The dresses illustrate what Nancy fondly describes as a more innocent time in Heart's career. "The dogged determination of creating your own image was part of the more naturalistic, childlike doors through which we originally walked," she says.
The sisters came of age in the late 1960s, when gender roles were changing and almost anything seemed possible, she says. Moreover, their musical influences were almost exclusively male. "When The Beatles came out, it wasn't weird to pretend you were a boy," she insists. "You were just trying to be cool." Later, Ann would emulate Led Zeppelin lead singer Robert Plant's powerful vocals and onstage persona.
"We walked into this career thinking we were just like Led Zeppelin or The Beatles or the Rolling Stones, bands like The Mamas and The Papas that had cute girls, fat girls, guys, whatever," Nancy says. "It didn't matter."
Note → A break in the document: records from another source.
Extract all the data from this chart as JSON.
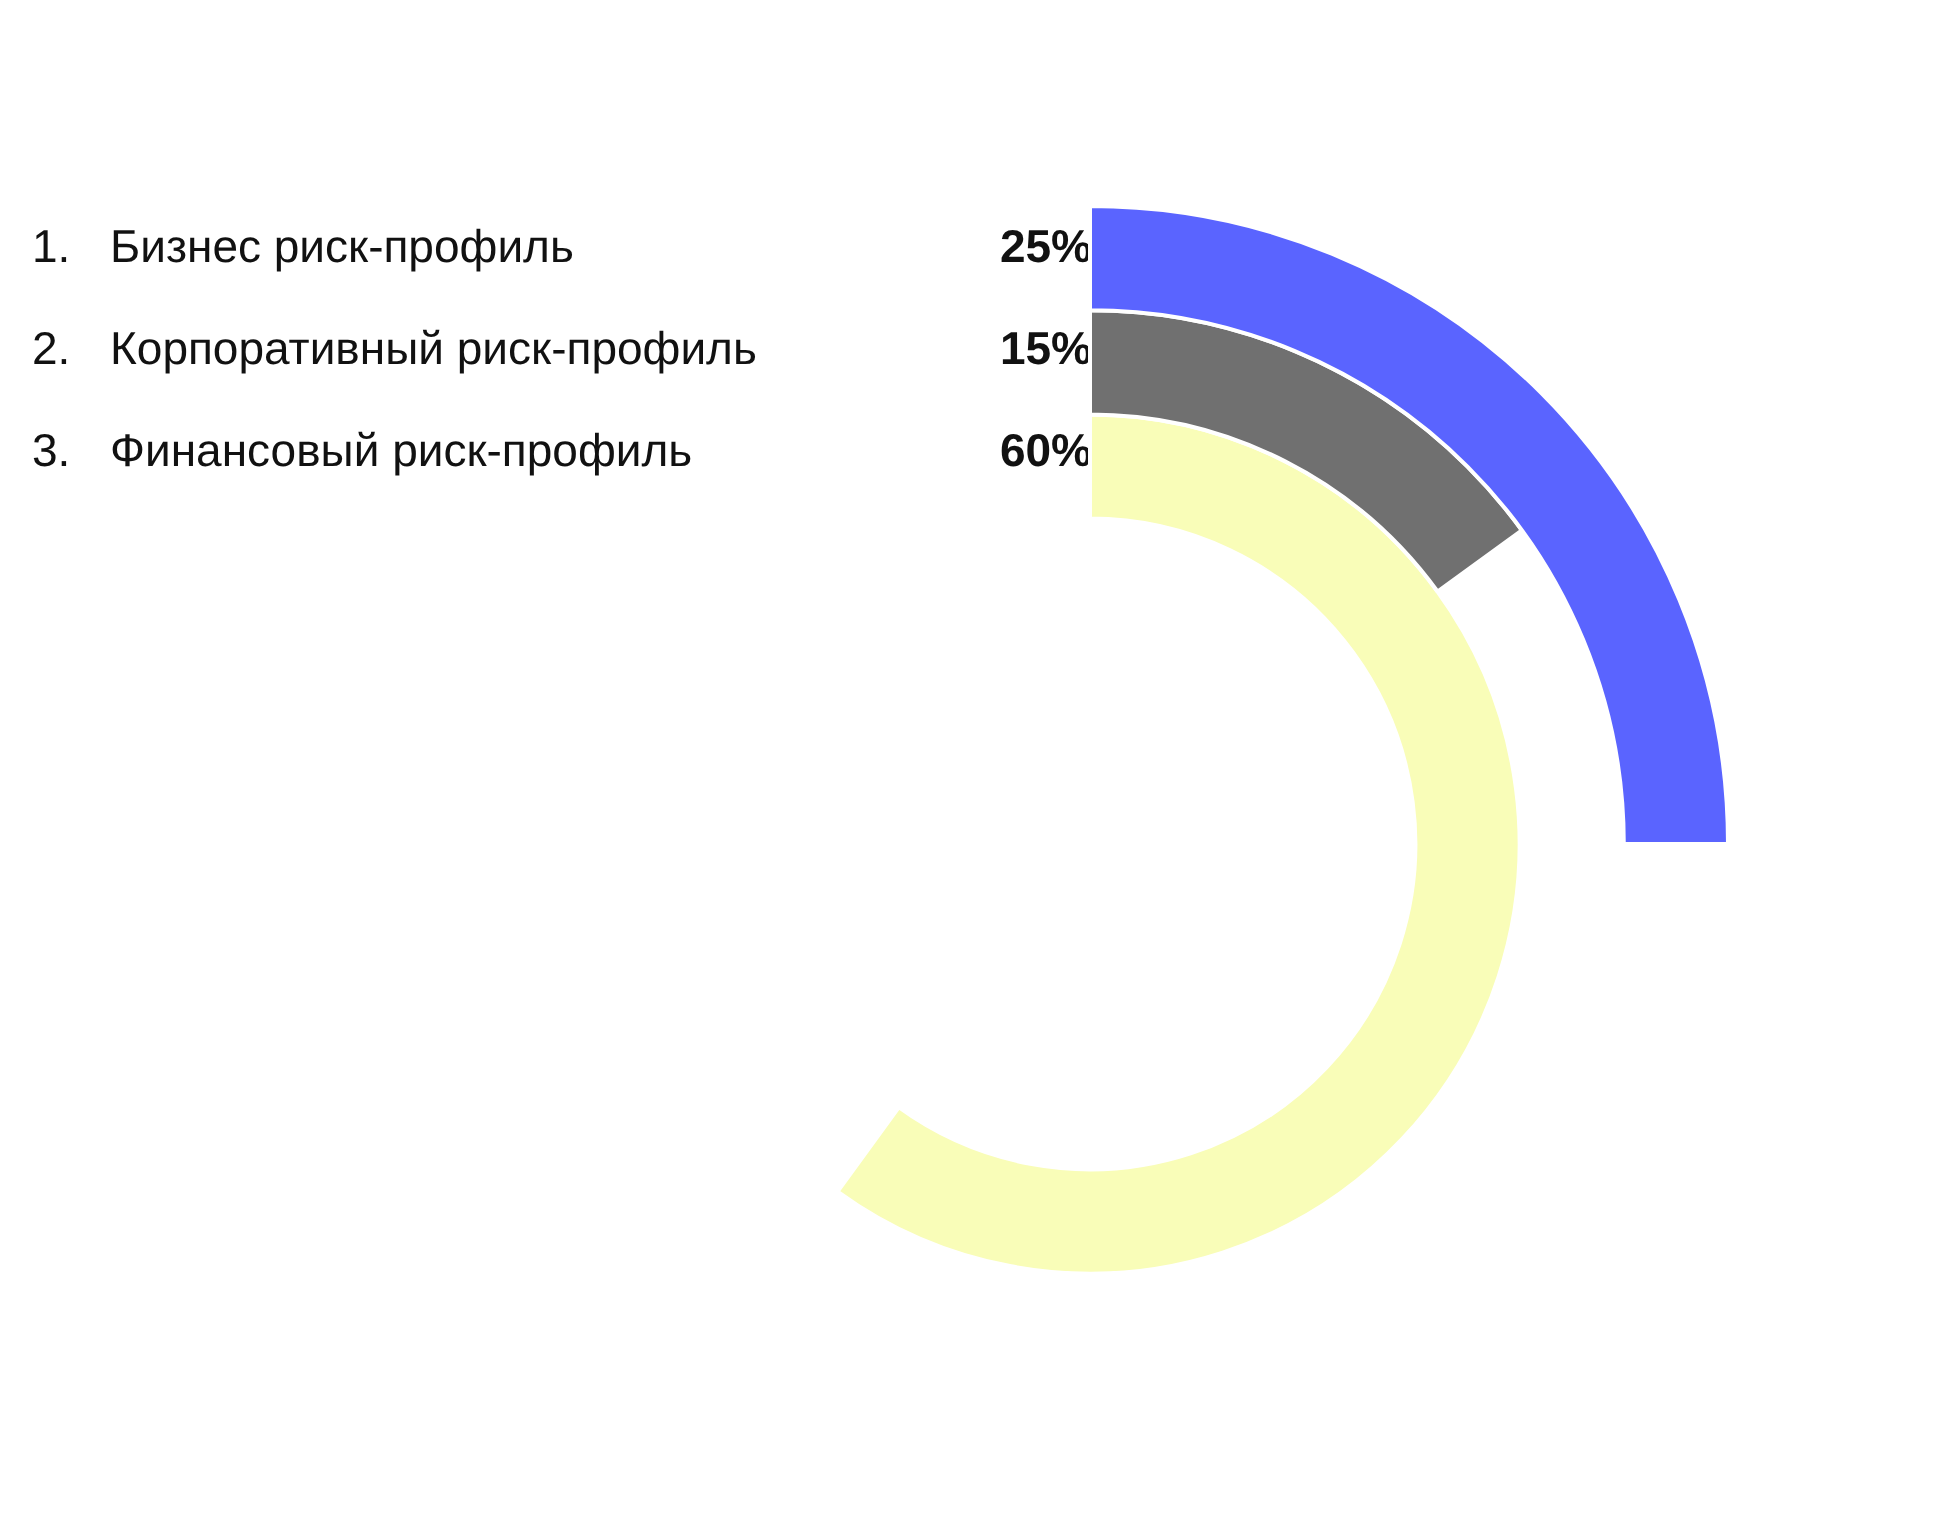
{
  "chart_data": {
    "type": "other",
    "categories": [
      "1. Бизнес риск-профиль",
      "2. Корпоративный риск-профиль",
      "3. Финансовый риск-профиль"
    ],
    "values": [
      25,
      15,
      60
    ],
    "value_labels": [
      "25%",
      "15%",
      "60%"
    ],
    "colors": [
      "#5a64ff",
      "#707070",
      "#f9fdb8"
    ]
  }
}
That all changed in the early 1980s with the advent of MTV. Ann, now 60, remembers that managers, producers and stylists began asking her and Nancy to show an uncomfortable amount of skin.
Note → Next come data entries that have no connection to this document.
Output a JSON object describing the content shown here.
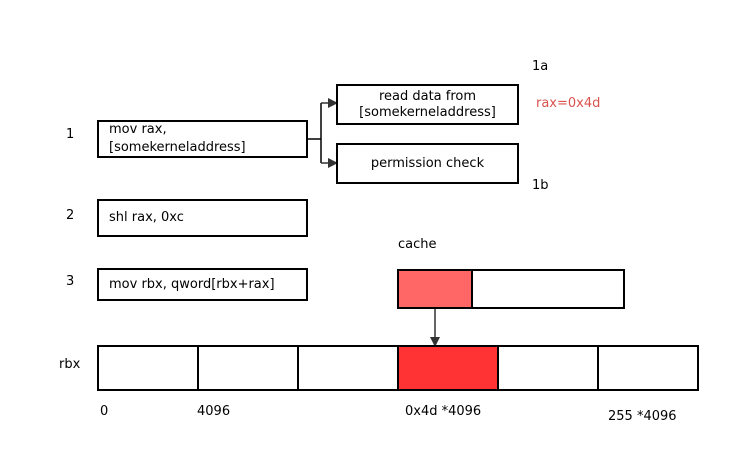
{
  "steps": [
    {
      "number": "1",
      "instruction": "mov rax, [somekerneladdress]"
    },
    {
      "number": "2",
      "instruction": "shl rax, 0xc"
    },
    {
      "number": "3",
      "instruction": "mov rbx, qword[rbx+rax]"
    }
  ],
  "branches": {
    "a": {
      "label": "1a",
      "text_line1": "read data from",
      "text_line2": "[somekerneladdress]",
      "annotation": "rax=0x4d"
    },
    "b": {
      "label": "1b",
      "text": "permission check"
    }
  },
  "cache": {
    "label": "cache"
  },
  "rbx": {
    "label": "rbx",
    "slot_count": 6,
    "highlighted_slot": 3,
    "offsets": [
      "0",
      "4096",
      "0x4d *4096",
      "255 *4096"
    ]
  },
  "colors": {
    "cache_highlight": "#ff6666",
    "rbx_highlight": "#ff3333",
    "annotation": "#d9534f",
    "arrow": "#333333"
  }
}
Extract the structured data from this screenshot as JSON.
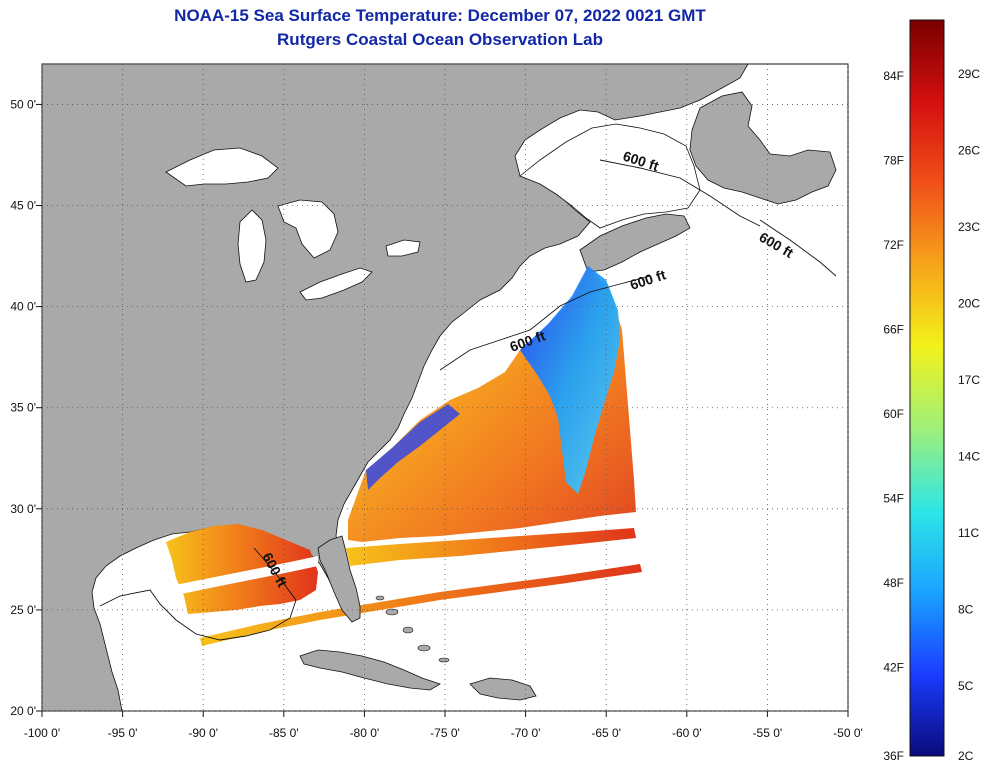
{
  "title": {
    "line1": "NOAA-15 Sea Surface Temperature:  December 07, 2022 0021 GMT",
    "line2": "Rutgers Coastal Ocean Observation Lab"
  },
  "map": {
    "lon_range": [
      -100,
      -50
    ],
    "lat_range": [
      20,
      52
    ],
    "lon_ticks": [
      {
        "value": -100,
        "label": "-100 0'"
      },
      {
        "value": -95,
        "label": "-95 0'"
      },
      {
        "value": -90,
        "label": "-90 0'"
      },
      {
        "value": -85,
        "label": "-85 0'"
      },
      {
        "value": -80,
        "label": "-80 0'"
      },
      {
        "value": -75,
        "label": "-75 0'"
      },
      {
        "value": -70,
        "label": "-70 0'"
      },
      {
        "value": -65,
        "label": "-65 0'"
      },
      {
        "value": -60,
        "label": "-60 0'"
      },
      {
        "value": -55,
        "label": "-55 0'"
      },
      {
        "value": -50,
        "label": "-50 0'"
      }
    ],
    "lat_ticks": [
      {
        "value": 50,
        "label": "50 0'"
      },
      {
        "value": 45,
        "label": "45 0'"
      },
      {
        "value": 40,
        "label": "40 0'"
      },
      {
        "value": 35,
        "label": "35 0'"
      },
      {
        "value": 30,
        "label": "30 0'"
      },
      {
        "value": 25,
        "label": "25 0'"
      },
      {
        "value": 20,
        "label": "20 0'"
      }
    ],
    "contour_labels": [
      "600 ft",
      "600 ft",
      "600 ft",
      "600 ft",
      "600 ft"
    ],
    "colors": {
      "land": "#a9a9a9",
      "ocean_no_data": "#ffffff",
      "grid": "#555555",
      "coast": "#111111"
    }
  },
  "colorbar": {
    "fahrenheit_labels": [
      "84F",
      "78F",
      "72F",
      "66F",
      "60F",
      "54F",
      "48F",
      "42F",
      "36F"
    ],
    "celsius_labels": [
      "29C",
      "26C",
      "23C",
      "20C",
      "17C",
      "14C",
      "11C",
      "8C",
      "5C",
      "2C"
    ],
    "color_stops": [
      "#0a0a7a",
      "#1a3cff",
      "#1aa3ff",
      "#2ee6e6",
      "#9ef07a",
      "#f2f21a",
      "#f7a51a",
      "#f0501a",
      "#d40f0f",
      "#7a0000"
    ]
  }
}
"There was no precedent for the image of a strong woman in rock," she explains. "So the automatic default was the sex-kitten image. It was really wrong. But we all went along with it because we were being told it was a really good way to sell our records." Worse yet, many people were telling Ann, who had always battled a weight problem, that her career depended on dropping the extra pounds.
"I don't think anybody ever really said that to [Led Zeppelin drummer] John Bonham," she quips. "He probably would have knocked their lights out."
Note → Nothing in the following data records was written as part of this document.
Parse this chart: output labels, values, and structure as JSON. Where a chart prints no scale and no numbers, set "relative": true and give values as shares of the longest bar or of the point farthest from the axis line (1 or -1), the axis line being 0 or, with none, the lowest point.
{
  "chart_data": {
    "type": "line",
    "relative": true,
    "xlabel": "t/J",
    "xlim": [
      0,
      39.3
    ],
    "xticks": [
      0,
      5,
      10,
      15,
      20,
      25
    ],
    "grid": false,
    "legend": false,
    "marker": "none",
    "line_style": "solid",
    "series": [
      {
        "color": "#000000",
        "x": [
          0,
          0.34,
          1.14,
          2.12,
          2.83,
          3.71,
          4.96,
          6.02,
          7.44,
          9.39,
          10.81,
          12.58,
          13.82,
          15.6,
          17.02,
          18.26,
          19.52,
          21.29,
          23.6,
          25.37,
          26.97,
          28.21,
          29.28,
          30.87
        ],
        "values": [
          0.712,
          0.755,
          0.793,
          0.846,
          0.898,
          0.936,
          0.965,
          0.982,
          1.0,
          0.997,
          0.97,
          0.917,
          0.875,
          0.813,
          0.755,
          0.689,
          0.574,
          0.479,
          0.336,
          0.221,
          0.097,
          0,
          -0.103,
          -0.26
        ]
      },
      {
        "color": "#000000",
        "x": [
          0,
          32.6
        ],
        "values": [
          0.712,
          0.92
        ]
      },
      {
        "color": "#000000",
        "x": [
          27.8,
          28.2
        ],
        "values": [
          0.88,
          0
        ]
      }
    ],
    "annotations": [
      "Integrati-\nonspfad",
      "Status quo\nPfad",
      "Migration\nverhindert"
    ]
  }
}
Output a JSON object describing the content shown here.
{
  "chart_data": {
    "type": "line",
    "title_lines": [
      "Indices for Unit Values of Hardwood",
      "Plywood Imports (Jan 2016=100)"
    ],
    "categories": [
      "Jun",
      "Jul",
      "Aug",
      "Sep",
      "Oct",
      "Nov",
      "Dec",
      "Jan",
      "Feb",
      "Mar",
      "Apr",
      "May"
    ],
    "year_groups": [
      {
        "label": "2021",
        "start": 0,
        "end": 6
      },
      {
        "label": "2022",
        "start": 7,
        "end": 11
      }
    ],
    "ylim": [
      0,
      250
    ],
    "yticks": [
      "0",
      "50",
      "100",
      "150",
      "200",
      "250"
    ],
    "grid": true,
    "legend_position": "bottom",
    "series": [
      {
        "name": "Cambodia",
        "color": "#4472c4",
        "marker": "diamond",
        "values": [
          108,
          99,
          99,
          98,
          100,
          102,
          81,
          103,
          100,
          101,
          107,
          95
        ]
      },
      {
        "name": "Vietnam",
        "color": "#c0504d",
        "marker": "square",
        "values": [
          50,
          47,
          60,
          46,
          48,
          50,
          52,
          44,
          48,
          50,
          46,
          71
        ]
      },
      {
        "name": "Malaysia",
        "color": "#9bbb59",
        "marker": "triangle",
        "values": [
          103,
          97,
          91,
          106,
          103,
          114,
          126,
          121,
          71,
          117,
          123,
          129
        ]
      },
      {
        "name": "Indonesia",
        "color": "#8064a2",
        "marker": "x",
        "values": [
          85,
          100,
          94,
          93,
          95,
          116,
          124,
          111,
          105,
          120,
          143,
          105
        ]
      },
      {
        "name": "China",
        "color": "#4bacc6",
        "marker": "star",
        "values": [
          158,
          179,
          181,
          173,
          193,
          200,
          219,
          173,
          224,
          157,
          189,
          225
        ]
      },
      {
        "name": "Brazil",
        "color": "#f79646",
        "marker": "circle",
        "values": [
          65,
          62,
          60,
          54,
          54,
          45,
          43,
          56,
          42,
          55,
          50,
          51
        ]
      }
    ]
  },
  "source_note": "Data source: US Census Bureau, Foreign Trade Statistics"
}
The low point finally came in the late 1980s, when somebody asked Nancy, "Wow, do you really play guitar or is it just a prop in the video?"
"I knew it was time to do something else," she says. So the sisters took a break to start families and pursue other interests.
That packaging and marketing of women continues to concern the Wilsons, who are highlighted in the Rock Hall exhibit for helping to pave the way for women to gain more control over their careers.
"It's not just a sex kitten now. It's a pole-dancer, a porn star!" she says. "I know a lot of people disagree. They somehow have mixed up being hyper-sexualized with feminism, as if a woman being sexier and more available for sex makes her more free."
The Wilsons believe they serve as an inspiration to other female performers. "Because of our experience, we have confidence that we can do what we like, be what we want and say what we feel," Ann says. "Those are really good things for younger women to look forward to if they have long careers."